George Orwell . 1984
Chegados
à terceira década do século XXI, concluímos que os indivíduos da
espécie Sapiens fazem basicamente tudo o que lhes dizem para fazer, não
importa o quão absurdo ou imoral, desde que o comando provenha de um
político, de um burocrata, de um jornalista ou de um cientista. Em troca
de proteção contra ameaças relativamente triviais, sacrificamos com
surpreendente facilidade e descontração a nossa liberdade e permitimos o
surgimento do totalitarismo.
Uma das causas primeiras desta
obediência cega reside na operação draconiana dos meios de comunicação
social, que manipulam e distorcem a informação, e das corporações
tecnológicas, que controlam e censuram o seu fluxo na web. Estes dois
motores de conformidade tornaram possível um uníssono inédito na
história do discurso humano, constituindo um sólido paradigma para a
prossecução de ideologias que favoreceram o controlo centralizado, de
cima para baixo. Apesar da Web ser acessível a biliões de pessoas, a
informação que nela circula é controlada por uma percentagem ínfima de
indivíduos, fenómeno de natureza oligárquica cuja disparidade
estatística é, historicamente, inédita.
Este fluxo limitado,
filtrado e unidirecional da informação, servido às massas crédulas como
verdade absoluta, cria uma situação análoga à alegoria da caverna de
Platão. Nesta alegoria, os prisioneiros são acorrentados numa caverna e
forçados a ver a dança das sombras nas paredes. Sem saber melhor, os
prisioneiros confundem as sombras com a realidade.
E aqui
residirá, talvez, a redenção da Internet. De cada vez que um indivíduo
mais acordado, de cada vez que um dissidente determinado, de cada vez
que uma mente curiosa identifica, recorrendo a critérios mais exigentes
de navegação electrónica, a corrupção das "autoridades" institucionais e
vê para além do muro de mentiras; de cada vez que alguém num dado
momento conclui que o que pensa ser verdade é apenas a um reflexo
manipulado e distorcido da realidade, abre-se uma brecha no muro
totalitário. Tanto mais que essa descoberta individual pode ser
partilhada com vastas audiências. Neste sentido, e apesar do esforço
titânico e tirânico das Big Tech, a Web está a acabar com o monopólio que os meios de comunicação social convencionais detinham sobre o fluxo de informação.
Porém,
como essa dissidente e quase clandestina circulação informacional
ameaça a visão parasita e controleira dos que ocupam as posições de
poder, devemos esperar um aumento na intensidade da
censura, na tentativa de nos forçar a voltar à caverna de Platão.

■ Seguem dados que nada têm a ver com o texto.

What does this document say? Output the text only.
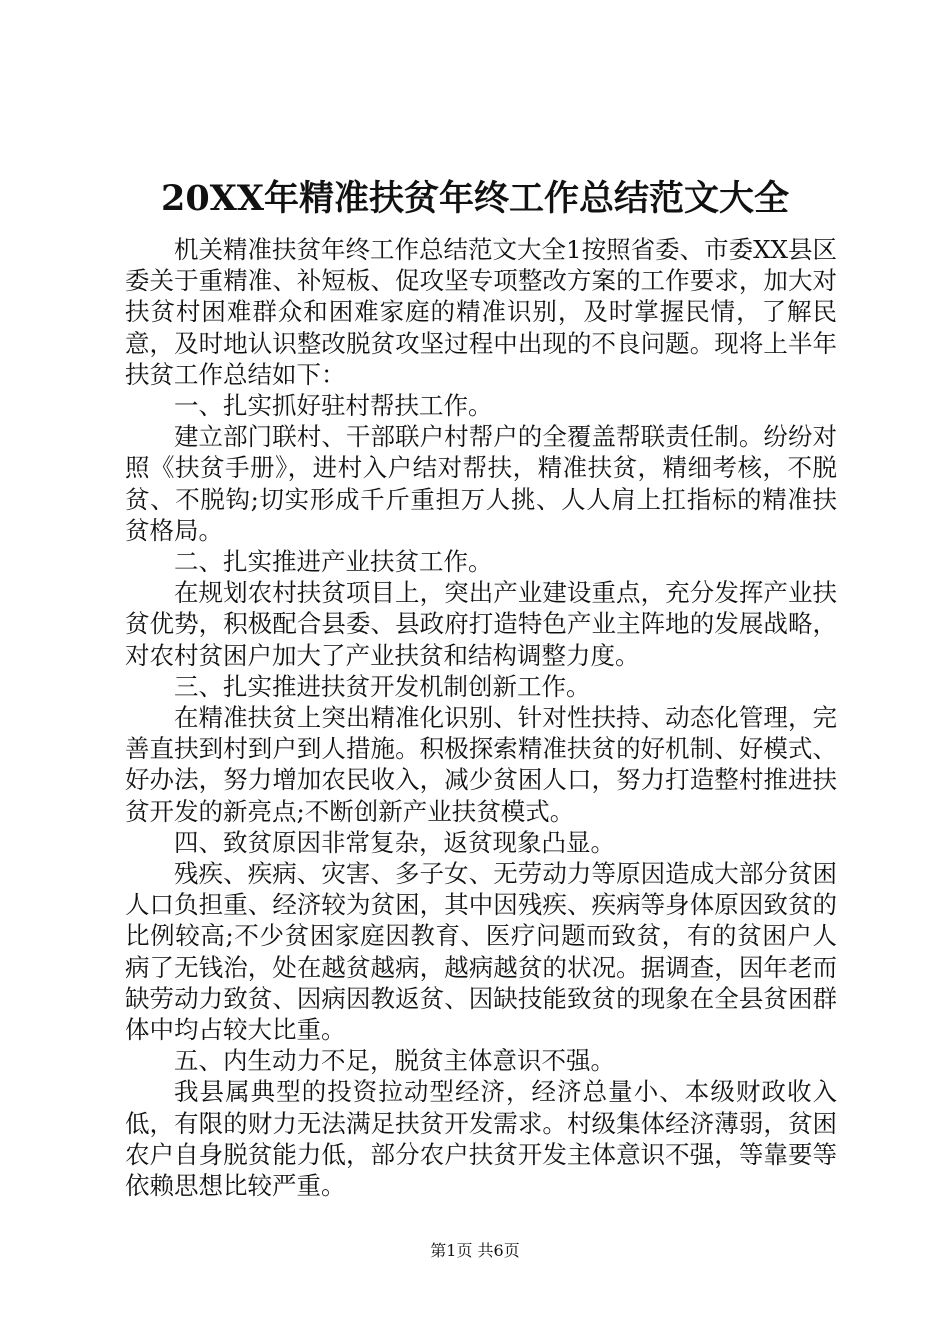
20XX年精准扶贫年终工作总结范文大全

机关精准扶贫年终工作总结范文大全1按照省委、市委XX县区委关于重精准、补短板、促攻坚专项整改方案的工作要求，加大对扶贫村困难群众和困难家庭的精准识别，及时掌握民情，了解民意，及时地认识整改脱贫攻坚过程中出现的不良问题。现将上半年扶贫工作总结如下：

一、扎实抓好驻村帮扶工作。

建立部门联村、干部联户村帮户的全覆盖帮联责任制。纷纷对照《扶贫手册》，进村入户结对帮扶，精准扶贫，精细考核，不脱贫、不脱钩;切实形成千斤重担万人挑、人人肩上扛指标的精准扶贫格局。

二、扎实推进产业扶贫工作。

在规划农村扶贫项目上，突出产业建设重点，充分发挥产业扶贫优势，积极配合县委、县政府打造特色产业主阵地的发展战略，对农村贫困户加大了产业扶贫和结构调整力度。

三、扎实推进扶贫开发机制创新工作。

在精准扶贫上突出精准化识别、针对性扶持、动态化管理，完善直扶到村到户到人措施。积极探索精准扶贫的好机制、好模式、好办法，努力增加农民收入，减少贫困人口，努力打造整村推进扶贫开发的新亮点;不断创新产业扶贫模式。

四、致贫原因非常复杂，返贫现象凸显。

残疾、疾病、灾害、多子女、无劳动力等原因造成大部分贫困人口负担重、经济较为贫困，其中因残疾、疾病等身体原因致贫的比例较高;不少贫困家庭因教育、医疗问题而致贫，有的贫困户人病了无钱治，处在越贫越病，越病越贫的状况。据调查，因年老而缺劳动力致贫、因病因教返贫、因缺技能致贫的现象在全县贫困群体中均占较大比重。

五、内生动力不足，脱贫主体意识不强。

我县属典型的投资拉动型经济，经济总量小、本级财政收入低，有限的财力无法满足扶贫开发需求。村级集体经济薄弱，贫困农户自身脱贫能力低，部分农户扶贫开发主体意识不强，等靠要等依赖思想比较严重。

第1页 共6页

Esta
reacção será justificada como necessária para limitar o "hate speech",
mesmo quando praticamente inexistente, e corrigir a "desinformação",
embora estes rótulos plastificados sejam não mais que isso mesmo: a
embalagem usada para esconder o acto socialmente destrutivo de
restringir a liberdade de expressão com o objectivo de proteger os
interesses da oligarquia.
É no entanto bem possível que, se formos demasiado passivos e não tomarmos uma posição dura contra as tentativas de sufocar a liberdade de expressão, esta revolução tecnológica seja diferente daquelas passadas. Até porque a oligarquia que tomou o poder contemporâneo é tecnologicamente sábia e usa com mestria os novos instrumentos de propaganda ao seu dispor. Os detentores do poder usam e continuarão a usar com agressividade e eficácia crescente este novo paradigma tecnológico a seu favor e, em vez de nos libertarem, as tecnologias digitais serão a ferramenta que nos levará ao terror público e ao inferno privado de um totalitarismo global tecnocrático.
A questão central permanecerá, portanto, na esfera do indivíduo, e do que ele for capaz de fazer para defender os seus direitos naturais e a consequente possibilidade de uma existência digna e próspera, assente no mais sagrado dos princípios fundamentais: o livre arbítrio.